What is Powder Coating?
Powder coating is basically a paint applied by a different method. Most powder paints start life as a liquid, very similar to spray paint. This is where the resin, various components and pigments are mixed into a homogeneous mass. From there they are partially cured, converted into a solid, extruded and ground to the desired level. Color matches are much more difficult with powder, as once it is made into the powder coating, it is done, versus paint that can have additives used to give desired effects.
How is it done?
Powder is sprayed on parts where it clings by static electricity. That is where the term “electro-statically applied comes from by the way, “electrostatically applied” powder or liquid says nothing about the quality of the workmanship or material, it is just a method! From there it is baked, where it melts, flows and cures.
Is a surface condition that looks just like it’s name, the bumpy skin of an orange. It is typical of some powders, and gets worse as the film thickness gets excessive. Most powders will apply at a range of 1.5-2.5 mils, which is thousandths of an inch in “coater language”. When you start building heavier than this, orange peel can be a definite problem.

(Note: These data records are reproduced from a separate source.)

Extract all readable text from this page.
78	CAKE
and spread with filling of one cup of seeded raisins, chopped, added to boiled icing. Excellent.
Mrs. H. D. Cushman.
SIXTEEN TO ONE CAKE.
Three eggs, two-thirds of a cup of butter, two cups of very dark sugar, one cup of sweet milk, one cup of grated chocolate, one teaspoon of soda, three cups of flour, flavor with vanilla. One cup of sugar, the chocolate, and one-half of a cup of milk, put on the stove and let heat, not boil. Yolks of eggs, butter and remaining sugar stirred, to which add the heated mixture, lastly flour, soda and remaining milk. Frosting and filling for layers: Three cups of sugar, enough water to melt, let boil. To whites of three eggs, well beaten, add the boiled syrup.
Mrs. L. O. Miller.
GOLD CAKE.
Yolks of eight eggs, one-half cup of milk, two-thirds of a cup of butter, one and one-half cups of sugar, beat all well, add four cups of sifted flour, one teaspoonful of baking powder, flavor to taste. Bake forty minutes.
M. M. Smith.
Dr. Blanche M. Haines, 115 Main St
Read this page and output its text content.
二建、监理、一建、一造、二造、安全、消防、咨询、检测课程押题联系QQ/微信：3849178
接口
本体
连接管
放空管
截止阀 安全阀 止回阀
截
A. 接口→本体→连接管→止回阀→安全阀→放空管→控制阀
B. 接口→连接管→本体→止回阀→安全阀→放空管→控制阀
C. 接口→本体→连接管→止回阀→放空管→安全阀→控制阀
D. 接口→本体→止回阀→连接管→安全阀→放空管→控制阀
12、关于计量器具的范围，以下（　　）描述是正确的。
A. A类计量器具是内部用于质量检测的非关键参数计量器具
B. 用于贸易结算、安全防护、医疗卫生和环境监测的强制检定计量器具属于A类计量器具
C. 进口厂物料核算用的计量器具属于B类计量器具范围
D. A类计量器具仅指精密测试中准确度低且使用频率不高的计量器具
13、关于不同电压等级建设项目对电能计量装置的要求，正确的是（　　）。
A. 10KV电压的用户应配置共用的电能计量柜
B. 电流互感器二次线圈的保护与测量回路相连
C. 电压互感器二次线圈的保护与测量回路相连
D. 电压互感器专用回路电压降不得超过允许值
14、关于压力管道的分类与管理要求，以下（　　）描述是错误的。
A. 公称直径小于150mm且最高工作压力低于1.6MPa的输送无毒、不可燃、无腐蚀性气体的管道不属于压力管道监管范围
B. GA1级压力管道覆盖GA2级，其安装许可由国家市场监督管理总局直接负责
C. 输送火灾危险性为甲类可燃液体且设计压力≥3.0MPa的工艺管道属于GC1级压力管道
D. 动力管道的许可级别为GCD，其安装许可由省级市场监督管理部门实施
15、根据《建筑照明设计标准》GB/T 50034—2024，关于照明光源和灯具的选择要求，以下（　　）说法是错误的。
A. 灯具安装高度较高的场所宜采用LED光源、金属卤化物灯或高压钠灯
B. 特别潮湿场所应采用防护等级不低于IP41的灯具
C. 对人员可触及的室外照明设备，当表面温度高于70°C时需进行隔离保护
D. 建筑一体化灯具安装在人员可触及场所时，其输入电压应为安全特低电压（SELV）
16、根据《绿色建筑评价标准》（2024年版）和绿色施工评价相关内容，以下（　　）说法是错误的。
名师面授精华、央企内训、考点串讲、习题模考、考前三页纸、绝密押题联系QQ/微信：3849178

Polishing out Defects and Scratches?
Many small imperfections, minor orange peel, and some scratches can be polished out of a powder coated.
Powder coating is environmentally friendly?

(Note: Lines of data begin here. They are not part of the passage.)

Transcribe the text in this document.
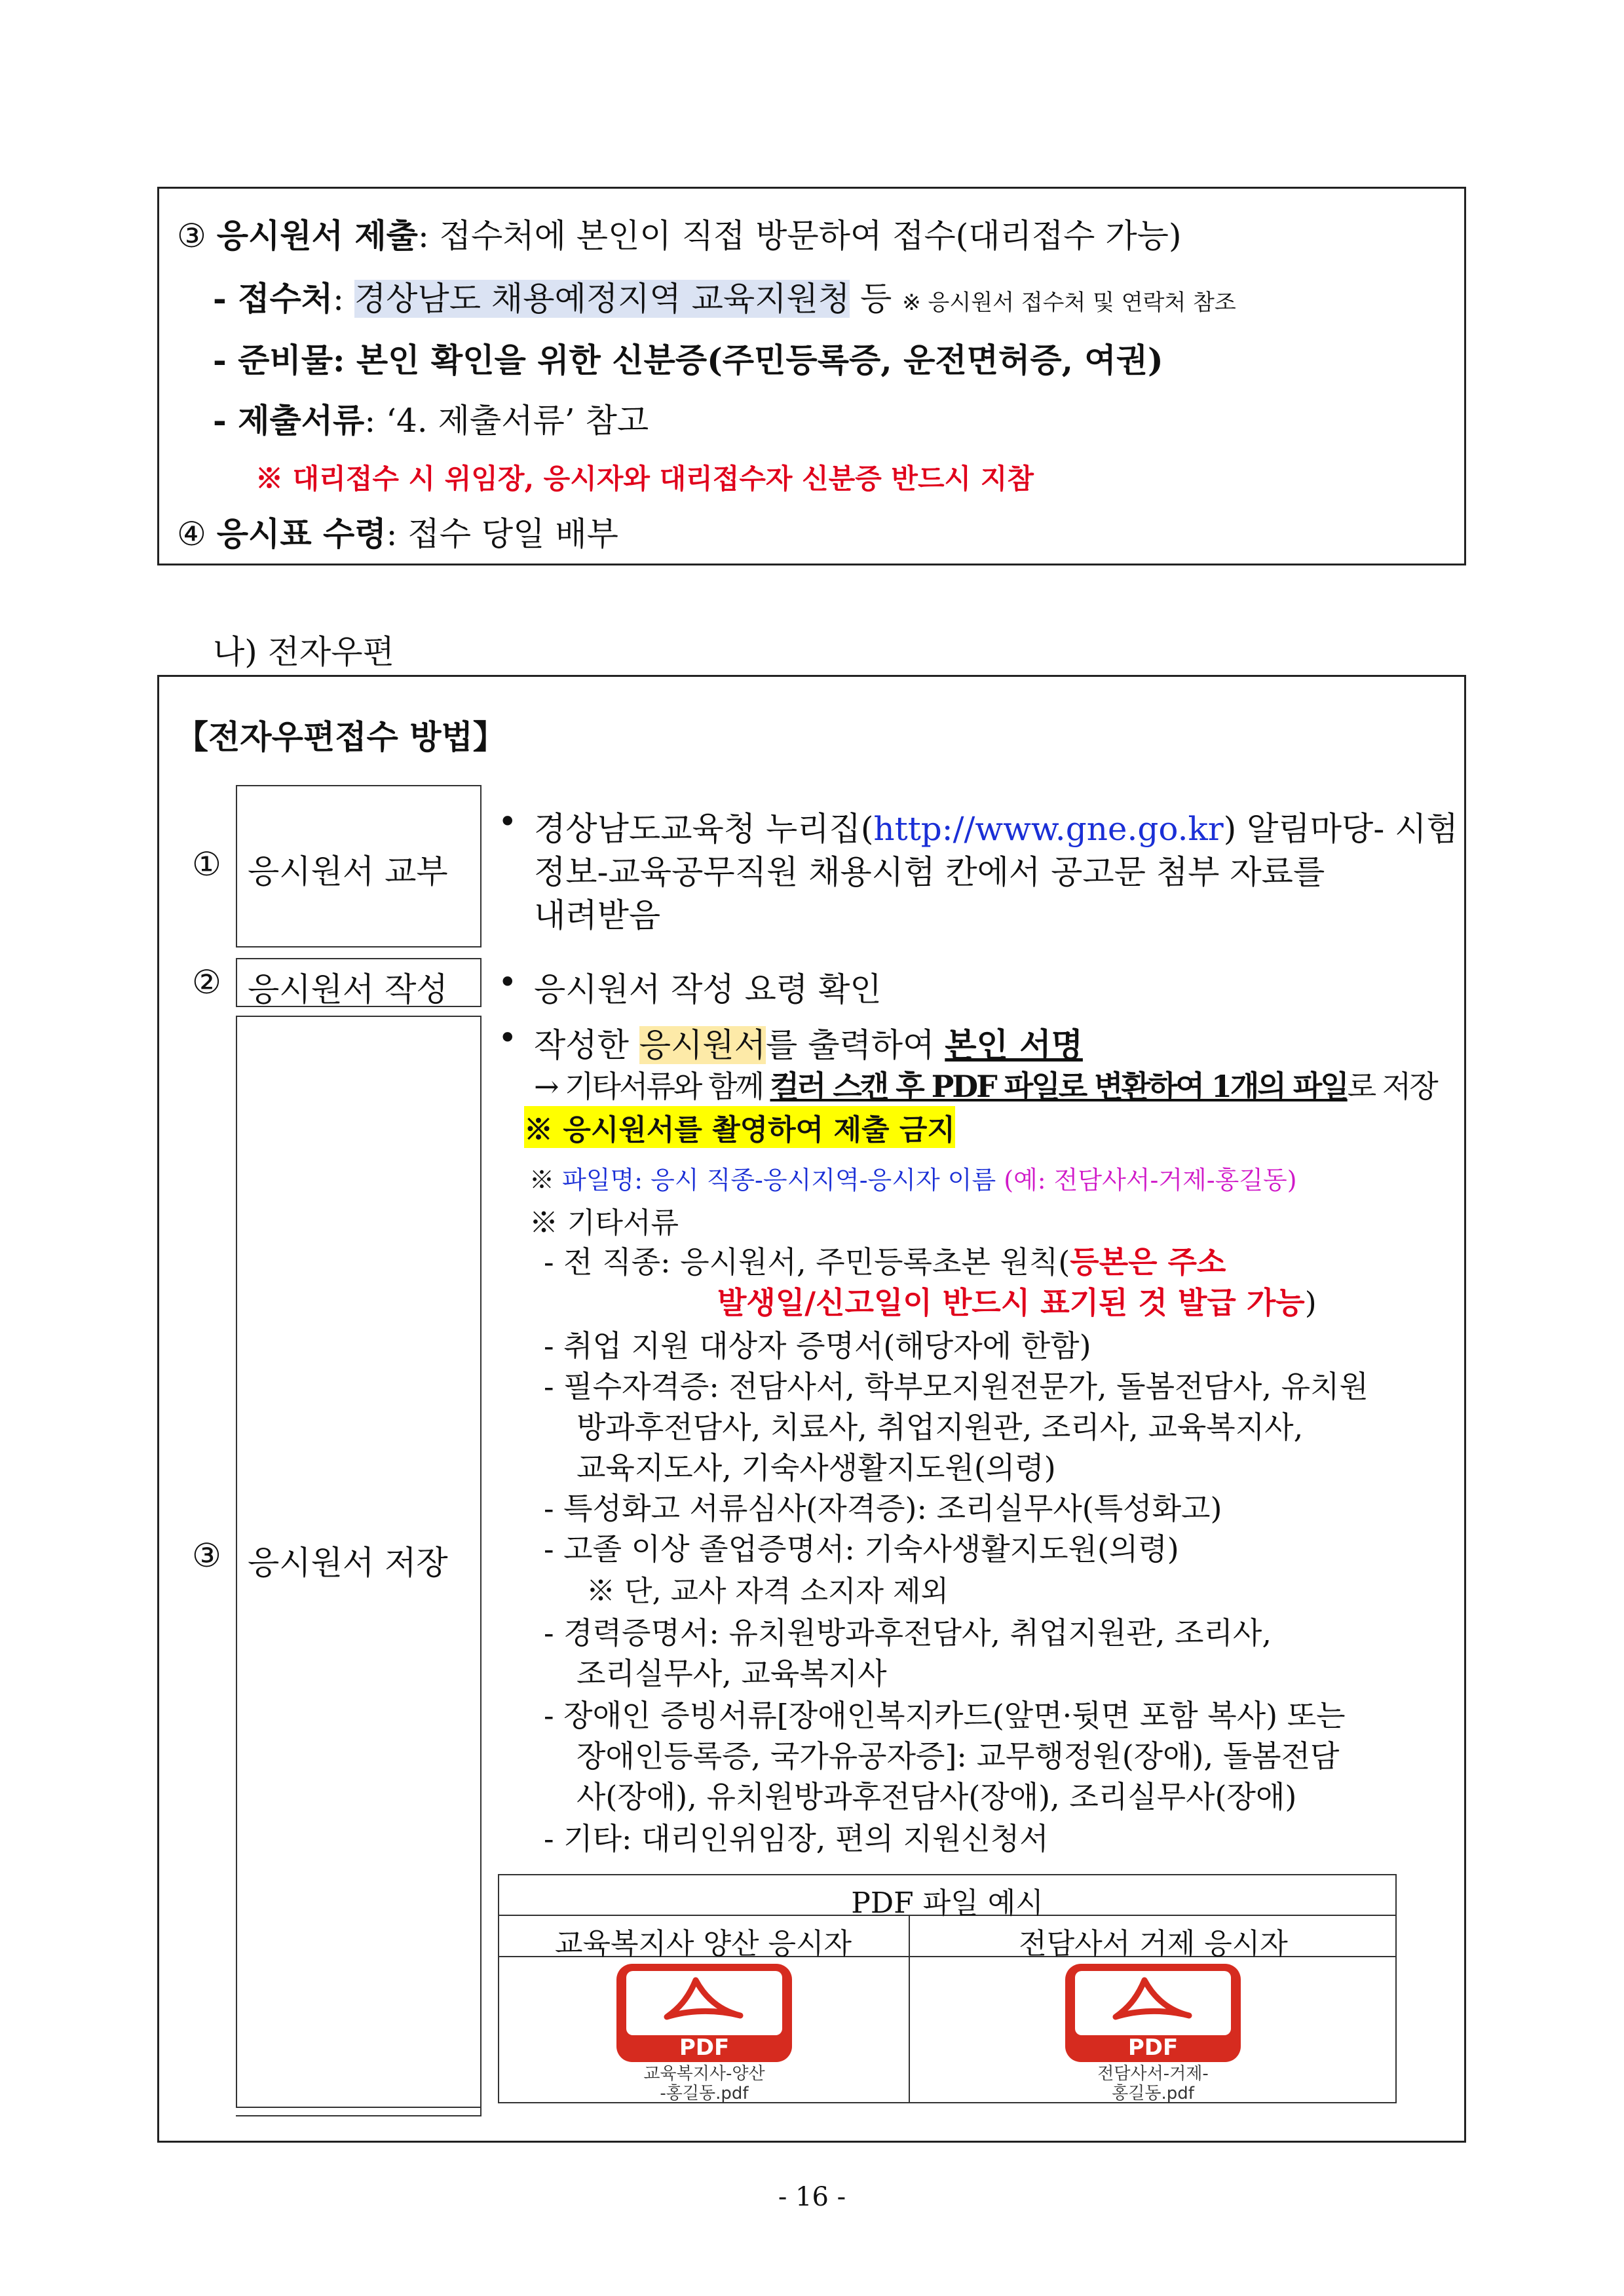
③ 응시원서 제출: 접수처에 본인이 직접 방문하여 접수(대리접수 가능)
- 접수처: 경상남도 채용예정지역 교육지원청 등 ※ 응시원서 접수처 및 연락처 참조
- 준비물: 본인 확인을 위한 신분증(주민등록증, 운전면허증, 여권)
- 제출서류: ‘4. 제출서류’ 참고
※ 대리접수 시 위임장, 응시자와 대리접수자 신분증 반드시 지참
④ 응시표 수령: 접수 당일 배부
나) 전자우편
【전자우편접수 방법】
① 응시원서 교부
• 경상남도교육청 누리집(http://www.gne.go.kr) 알림마당- 시험
정보-교육공무직원 채용시험 칸에서 공고문 첨부 자료를
내려받음
② 응시원서 작성 • 응시원서 작성 요령 확인
③ 응시원서 저장
• 작성한 응시원서를 출력하여 본인 서명
→ 기타서류와 함께 컬러 스캔 후 PDF 파일로 변환하여 1개의 파일로 저장
※ 응시원서를 촬영하여 제출 금지
※ 파일명: 응시 직종-응시지역-응시자 이름 (예: 전담사서-거제-홍길동)
※ 기타서류
- 전 직종: 응시원서, 주민등록초본 원칙(등본은 주소
발생일/신고일이 반드시 표기된 것 발급 가능)
- 취업 지원 대상자 증명서(해당자에 한함)
- 필수자격증: 전담사서, 학부모지원전문가, 돌봄전담사, 유치원
방과후전담사, 치료사, 취업지원관, 조리사, 교육복지사,
교육지도사, 기숙사생활지도원(의령)
- 특성화고 서류심사(자격증): 조리실무사(특성화고)
- 고졸 이상 졸업증명서: 기숙사생활지도원(의령)
※ 단, 교사 자격 소지자 제외
- 경력증명서: 유치원방과후전담사, 취업지원관, 조리사,
조리실무사, 교육복지사
- 장애인 증빙서류[장애인복지카드(앞면·뒷면 포함 복사) 또는
장애인등록증, 국가유공자증]: 교무행정원(장애), 돌봄전담
사(장애), 유치원방과후전담사(장애), 조리실무사(장애)
- 기타: 대리인위임장, 편의 지원신청서
PDF 파일 예시
교육복지사 양산 응시자	전담사서 거제 응시자
PDF
교육복지사-양산
-홍길동.pdf
PDF
전담사서-거제-
홍길동.pdf
- 16 -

Powders contain no solvents (in the final form!) and thus have very low air emissions when curing. Typical powders have a VOC (Volatile Organic Compound) rating of less 1.0 pounds per gallon (there is an EPA test method for this!) versus liquid paints in the range of 2.5-7.0 pounds per gallon. There is very little waste with powder. Powder over spray can be collected and reused, rather than just thrown away as with paint over spray.